In pursuit of what it deems to be its own security, Israel recognizes no boundaries. Anything is acceptable and everyone is fair game. The latest, now-publicized victim of this homicidal hubris was Ben Zygier, an Australian-born Mossad operative who committed suicide in December 2010 while being held under a fictitious name in a high-security Israeli cell. There is a lot that we (the public) still don’t know about the Zygier Affair and much of what has been published in the media is probably disinformation. But one thing is clear: he fell afoul of a particularly remorseless and unaccountable security organization in a renegade country. His end was a death foretold. When you cut through all the Jewish schmaltz, you understand that Israel is just as callous to its own people as to its enemies.
That said, one Israeli seems to be discovering that even in Israel and even when you’re on the top of the heap, not everything is always possible. Benjamin Netanyahu is having a hard time putting together a coalition and is probably going to have to ask the president for more time. He set about the coalition negotiations confident that, as always, he would be able to make extravagant promises without intending to keep them and to create a bloated government at public expense to keep everyone happy with a cabinet seat. Confident, above all, that the hunger for power and perks that is in the DNA of every Israeli politician would eventually overcome any pretensions to principle and the common good.
It worked with Tipi Liivni, previously his most vociferous critic, who happily traded in her used principles for a 2013 model government ministry (Justice) and various other perks. But he seems to have hit an obstacle with the two other new parties, The Jewish Home and There is a Future. (This is not the time to dwell on why Israelis name their political parties the way they do.) Perhaps party leaders Naftali Bennett and Yair Lapid are too green to understand that every Israeli politician eventually chooses patronage over principle? Or, more likely in my view, perhaps they smell blood? Netanyahu was badly weakened by the election and needs at least one of the two parties to establish a stable government. (The participation of the Labor Party would also enable him to form a government, but, after serving as a fig leaf for right-wing governments the last three decades, Labor seems determined to sit this one out.)
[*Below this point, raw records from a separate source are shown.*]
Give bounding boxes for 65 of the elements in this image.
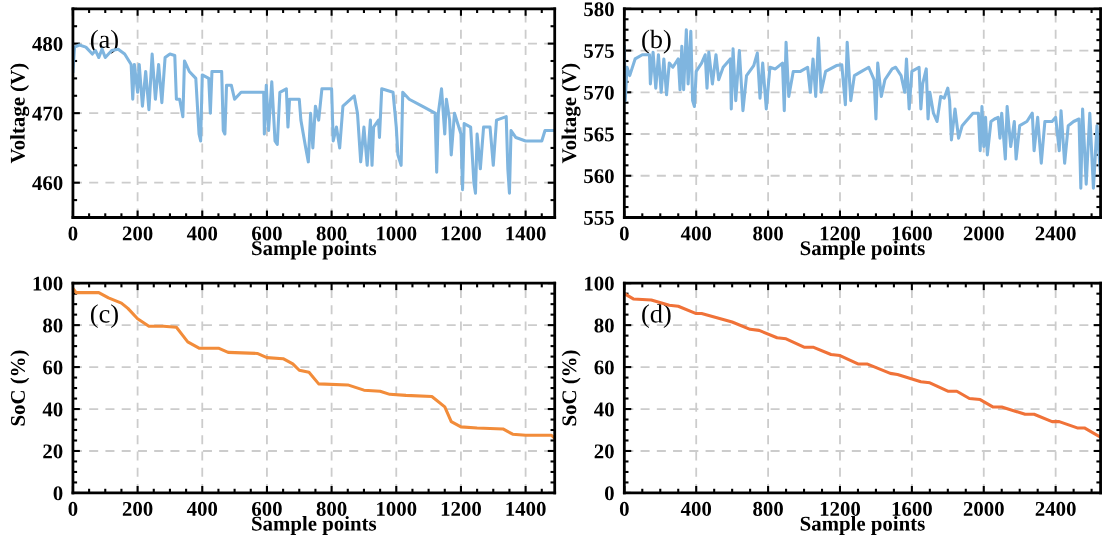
x-tick-label: 0 xyxy=(619,226,629,241)
x-tick-label: 400 xyxy=(186,226,218,241)
y-tick-label: 460 xyxy=(32,176,63,191)
annotation: (d) xyxy=(642,304,671,329)
y-tick-label: 60 xyxy=(43,360,63,375)
y-tick-label: 560 xyxy=(584,169,614,184)
x-tick-label: 0 xyxy=(68,226,78,241)
y-tick-label: 565 xyxy=(584,127,614,142)
y-tick-label: 100 xyxy=(585,276,614,291)
x-tick-label: 1200 xyxy=(441,226,481,241)
x-axis-title: Sample points xyxy=(252,516,377,535)
x-axis-title: Sample points xyxy=(800,240,925,260)
y-tick-label: 0 xyxy=(604,486,614,501)
y-tick-label: 80 xyxy=(43,318,63,333)
y-tick-label: 570 xyxy=(584,85,614,100)
line-series xyxy=(624,28,1101,190)
y-tick-label: 40 xyxy=(594,402,614,417)
y-tick-label: 20 xyxy=(594,444,614,459)
x-tick-label: 800 xyxy=(753,501,783,516)
annotation: (c) xyxy=(90,304,118,329)
x-tick-label: 0 xyxy=(68,501,78,516)
x-tick-label: 1200 xyxy=(820,226,861,241)
x-tick-label: 400 xyxy=(680,501,712,516)
y-axis-title: Voltage (V) xyxy=(561,63,581,164)
x-tick-label: 1400 xyxy=(506,501,546,516)
x-tick-label: 1200 xyxy=(820,501,861,516)
y-axis-title: SoC (%) xyxy=(561,350,581,426)
y-tick-label: 60 xyxy=(594,360,614,375)
x-tick-label: 200 xyxy=(122,226,153,241)
x-tick-label: 400 xyxy=(680,226,712,241)
y-tick-label: 470 xyxy=(32,106,63,121)
x-tick-label: 2000 xyxy=(963,501,1004,516)
y-tick-label: 20 xyxy=(43,444,63,459)
x-tick-label: 1600 xyxy=(892,226,932,241)
x-tick-label: 2400 xyxy=(1035,501,1076,516)
y-tick-label: 80 xyxy=(594,318,614,333)
x-tick-label: 1000 xyxy=(377,501,417,516)
x-tick-label: 2400 xyxy=(1035,226,1076,241)
y-tick-label: 555 xyxy=(584,211,614,225)
x-tick-label: 1400 xyxy=(506,226,546,241)
x-tick-label: 800 xyxy=(316,501,347,516)
x-tick-label: 2000 xyxy=(963,226,1004,241)
y-axis-title: SoC (%) xyxy=(10,350,30,426)
annotation: (b) xyxy=(642,29,671,54)
y-tick-label: 580 xyxy=(584,2,614,17)
x-tick-label: 400 xyxy=(186,501,218,516)
x-tick-label: 800 xyxy=(316,226,347,241)
x-tick-label: 1600 xyxy=(892,501,932,516)
x-tick-label: 200 xyxy=(122,501,153,516)
y-tick-label: 480 xyxy=(32,36,63,52)
x-tick-label: 1200 xyxy=(441,501,481,516)
y-tick-label: 100 xyxy=(33,276,63,291)
x-tick-label: 600 xyxy=(252,226,282,241)
x-tick-label: 600 xyxy=(252,501,282,516)
x-axis-title: Sample points xyxy=(252,240,377,260)
y-tick-label: 40 xyxy=(42,402,63,417)
x-tick-label: 800 xyxy=(753,226,783,241)
line-series xyxy=(624,292,1101,439)
y-axis-title: Voltage (V) xyxy=(10,63,30,164)
x-axis-title: Sample points xyxy=(800,516,925,535)
y-tick-label: 575 xyxy=(584,44,614,58)
x-tick-label: 0 xyxy=(619,501,629,516)
y-tick-label: 0 xyxy=(53,486,63,501)
x-tick-label: 1000 xyxy=(377,226,417,241)
line-series xyxy=(72,286,555,440)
Bennett and Lapid understand Netanyahu’s weakness and have agreed to exploit it by sticking together – despite the considerable differences between them on a number of issues, including peace with the Palestinians. If they manage to retain that unified stance, Netanyahu will have three stark choices: make very painful policy compromises, establish a minority government of very limited shelf-life or return his mandate to the president. In the latter scenario the president will either ask someone else to form a government or call another election.
To entice Bennett and Lapid into his government, Netanyahu will have to break the historic precedent of religious participation in virtually every secular government. To entice Labor, he will have to accept widespread, socialist-oriented economic reforms. Both are anathema to him, but perhaps less so than entering another election campaign which, in his weakened state, he is likely to lose.
There are several more interesting weeks to come.